Loaded with bile. Brisk-dust sediment. Excessive secretion. Diabetes. Enlarged prostata, pus and mucus in urine; sycosis.
Severe tenesmus; painful scalding. Urine contains mucus and pus. Prostate enlarged. Pain behind pubis, at end of urination. Enlarged prostata; catarrh of bladder, painful urination, irritation of bladder and urethra.
Constant desire to pass water at night. Enuresis; paresis of sphincter vesicae. Difficult urination. Cystitis with prostatic hypertrophy. Prostatic troubles; enlargement; discharge of prostatic fluid. This medicine has been recommended for various prostatic troubles, but its homoeopathic use seems confined to acute cases of enlarged and inflamed prostate. Sabal is not altogether useless in senile hypertrophy.

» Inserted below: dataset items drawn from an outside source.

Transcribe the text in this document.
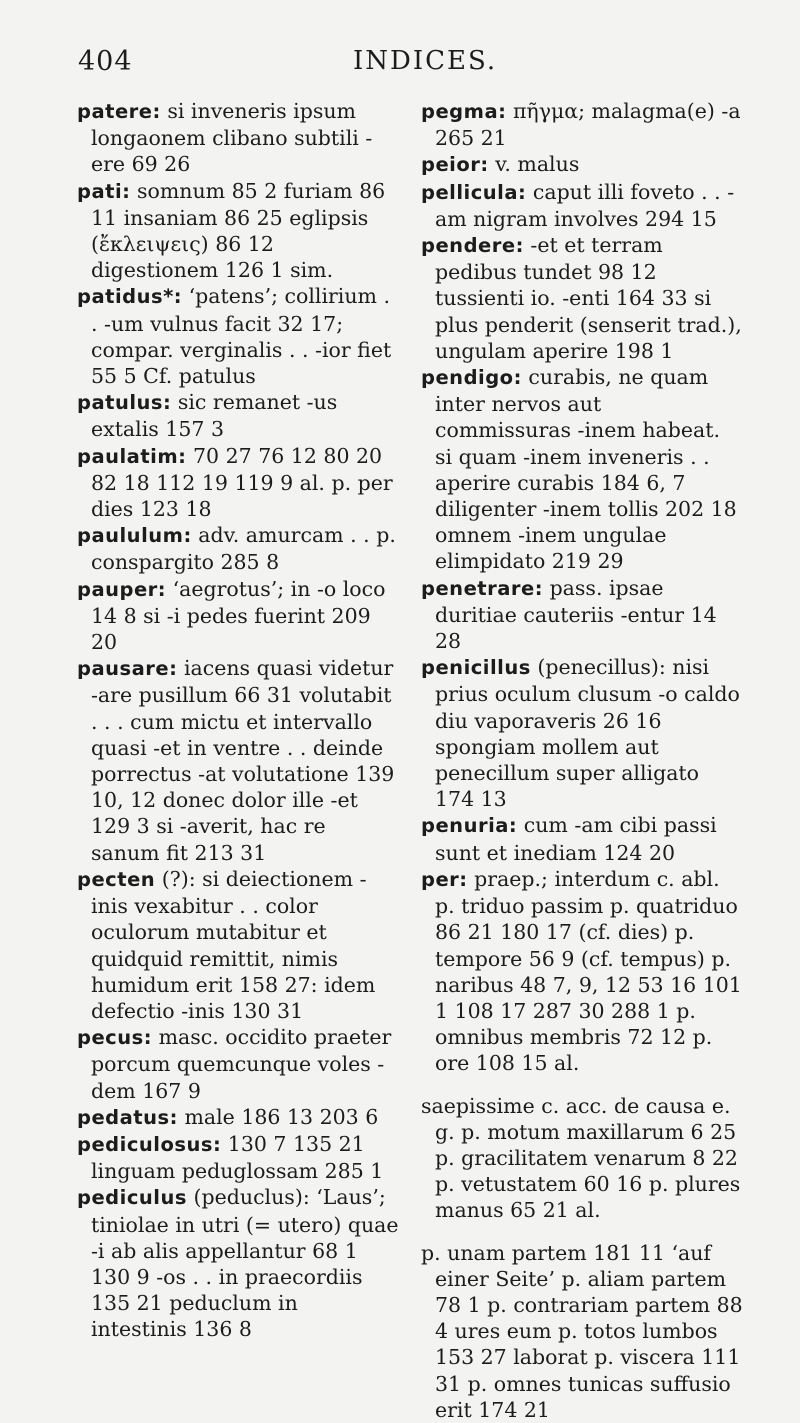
404	INDICES.

patere: si inveneris ipsum longaonem clibano subtili -ere 69 26

pati: somnum 85 2 furiam 86 11 insaniam 86 25 eglipsis (ἔκλειψεις) 86 12 digestionem 126 1 sim.

patidus*: ‘patens’; collirium . . -um vulnus facit 32 17; compar. verginalis . . -ior fiet 55 5 Cf. patulus

patulus: sic remanet -us extalis 157 3

paulatim: 70 27 76 12 80 20 82 18 112 19 119 9 al. p. per dies 123 18

paululum: adv. amurcam . . p. conspargito 285 8

pauper: ‘aegrotus’; in -o loco 14 8 si -i pedes fuerint 209 20

pausare: iacens quasi videtur -are pusillum 66 31 volutabit . . . cum mictu et intervallo quasi -et in ventre . . deinde porrectus -at volutatione 139 10, 12 donec dolor ille -et 129 3 si -averit, hac re sanum fit 213 31

pecten (?): si deiectionem -inis vexabitur . . color oculorum mutabitur et quidquid remittit, nimis humidum erit 158 27: idem defectio -inis 130 31

pecus: masc. occidito praeter porcum quemcunque voles -dem 167 9

pedatus: male 186 13 203 6

pediculosus: 130 7 135 21 linguam peduglossam 285 1

pediculus (peduclus): ‘Laus’; tiniolae in utri (= utero) quae -i ab alis appellantur 68 1 130 9 -os . . in praecordiis 135 21 peduclum in intestinis 136 8

pegma: πῆγμα; malagma(e) -a 265 21

peior: v. malus

pellicula: caput illi foveto . . -am nigram involves 294 15

pendere: -et et terram pedibus tundet 98 12 tussienti io. -enti 164 33 si plus penderit (senserit trad.), ungulam aperire 198 1

pendigo: curabis, ne quam inter nervos aut commissuras -inem habeat. si quam -inem inveneris . . aperire curabis 184 6, 7 diligenter -inem tollis 202 18 omnem -inem ungulae elimpidato 219 29

penetrare: pass. ipsae duritiae cauteriis -entur 14 28

penicillus (penecillus): nisi prius oculum clusum -o caldo diu vaporaveris 26 16 spongiam mollem aut penecillum super alligato 174 13

penuria: cum -am cibi passi sunt et inediam 124 20

per: praep.; interdum c. abl. p. triduo passim p. quatriduo 86 21 180 17 (cf. dies) p. tempore 56 9 (cf. tempus) p. naribus 48 7, 9, 12 53 16 101 1 108 17 287 30 288 1 p. omnibus membris 72 12 p. ore 108 15 al.

saepissime c. acc. de causa e. g. p. motum maxillarum 6 25 p. gracilitatem venarum 8 22 p. vetustatem 60 16 p. plures manus 65 21 al.

p. unam partem 181 11 ‘auf einer Seite’ p. aliam partem 78 1 p. contrariam partem 88 4 ures eum p. totos lumbos 153 27 laborat p. viscera 111 31 p. omnes tunicas suffusio erit 174 21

Urethra swollen inflamed. Urinary stream split and small. Sensation of trickling after urinating. Severe cutting after. Frequent micturition accompanying pains. Desire sudden and urgent, but cannot be controlled. Paralysis sphincter vesicae. Prostatic enlargement. Dysuria, retained urine. Frequent desire to urinate in the evening, amel. by lying down. Frequent pressing to urinate with small discharge, patient strains much. Discharge of prostatic juice in the morning on awaking.
Frequent, difficult, and painful urination. Strangury, pyelitis; enlarged prostate. Incontinence; constant desire. Urine is dense and causes irritation of the mucous surfaces. Retention of urine in very old people from enlarged prostata, when there is a great deal of trouble in urinating.7,8,9
DISCUSSION & CONCLUSION:
Men with benign prostatic hyperplasia (BPH) often find the condition stressful. Symptoms like urinary urgency may disturb even the most relaxed fellow, and nighttime urination that interrupts sleep can only add to mental distress.
Keeping this in mind, proper diagnosis, investigations and management becomes matter of prime importance for well being of the patient, which is summarised in this article. Homoeopathy is a specialized system of medicine which treats the patient and not the disease. Homoeopathy believes in holistic individualized approach, and corrects disturbances in the vital force. However, use of therapeutically indicated medicines have been proved beneficial time to time.